Visa has entered into a strategic collaboration with cloud computing and cybersecurity firm Akamai Technologies to secure the emerging sector of “agentic commerce”—where autonomous AI agents browse, compare, and purchase products on behalf of consumers.

The partnership aims to solve a critical challenge facing online merchants: distinguishing between legitimate AI shopping agents and malicious automated bots. By integrating Visa’s Trusted Agent Protocol with Akamai’s behavioral intelligence and fraud protection controls, the collaboration seeks to provide the identity and authentication layer necessary for merchants to safely welcome AI shoppers.

The rise of the machine shopper
Jack Forestell, chief product & strategy officer at Visa

The move comes as AI-driven traffic surges. According to Akamai’s 2025 Digital Fraud and Abuse Report, AI-powered bot traffic has increased by 300 per cent over the past year. In just a two-month period, the commerce industry experienced more than 25 billion AI bot requests.
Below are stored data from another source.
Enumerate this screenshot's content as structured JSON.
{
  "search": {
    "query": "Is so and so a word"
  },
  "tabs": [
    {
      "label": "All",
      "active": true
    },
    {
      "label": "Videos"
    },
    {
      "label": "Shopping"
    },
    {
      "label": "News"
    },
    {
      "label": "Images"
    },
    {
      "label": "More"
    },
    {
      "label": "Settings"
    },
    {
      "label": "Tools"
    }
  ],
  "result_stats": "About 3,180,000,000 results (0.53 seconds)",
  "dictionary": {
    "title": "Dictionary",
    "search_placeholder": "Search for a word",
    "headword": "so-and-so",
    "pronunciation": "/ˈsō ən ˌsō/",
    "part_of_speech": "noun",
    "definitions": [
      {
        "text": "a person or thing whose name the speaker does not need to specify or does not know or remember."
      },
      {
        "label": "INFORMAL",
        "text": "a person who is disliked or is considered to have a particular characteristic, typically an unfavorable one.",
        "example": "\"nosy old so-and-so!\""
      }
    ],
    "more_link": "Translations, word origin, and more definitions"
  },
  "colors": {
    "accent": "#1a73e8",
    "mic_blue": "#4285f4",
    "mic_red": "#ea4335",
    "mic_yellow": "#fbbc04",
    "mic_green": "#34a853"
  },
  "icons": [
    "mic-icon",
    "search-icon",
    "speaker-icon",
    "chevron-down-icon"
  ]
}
Without a reliable way to verify the intent and identity behind this traffic, merchants risk blocking legitimate sales or falling victim to fraud.

“Agentic commerce is unlocking an entirely new wave of digital interactions, but it can only scale if every player in the ecosystem can trust the agents participating in it,” said Jack Forestell, chief product & strategy officer at Visa. “By collaborating with Akamai to deploy Trusted Agent Protocol, we’re delivering the real-time intelligence merchants need to support AI-driven experiences without introducing new risk.”

Solving the dual-identity challenge
Patrick Sullivan, CTO of security strategy at Akamai

The core of the partnership involves solving what Patrick Sullivan, CTO of security strategy at Akamai, calls the “dual-identity challenge”.

“We prove both who the agent is and, critically, who it represents. This is what transforms AI agents from novelties into trusted economic actors,” Sullivan explained.

The combined solution offers three primary benefits to merchants:

  • Clear Identification: Differentiating between an agent that is merely browsing versus one ready to pay, using behavioral anomalies to spot bad actors.
  • User Linkage: Connecting the verified AI agent to the underlying human consumer via the Trusted Agent Protocol.
  • Secure Payments: Validating agent authenticity during the payment flow to prevent fraud before a transaction impacts the system.

The solution is designed to scale with minimal infrastructure changes for the 175 million merchant locations worldwide that already accept Visa. By leveraging industry-standard web infrastructure, the protocol allows agents to transmit approval for specific shopping missions and pass payment information securely through existing checkout flows.

As AI agents increasingly take over routine purchasing tasks, this partnership positions Visa and Akamai as foundational architects of the trust layer required to make automated commerce a safe reality.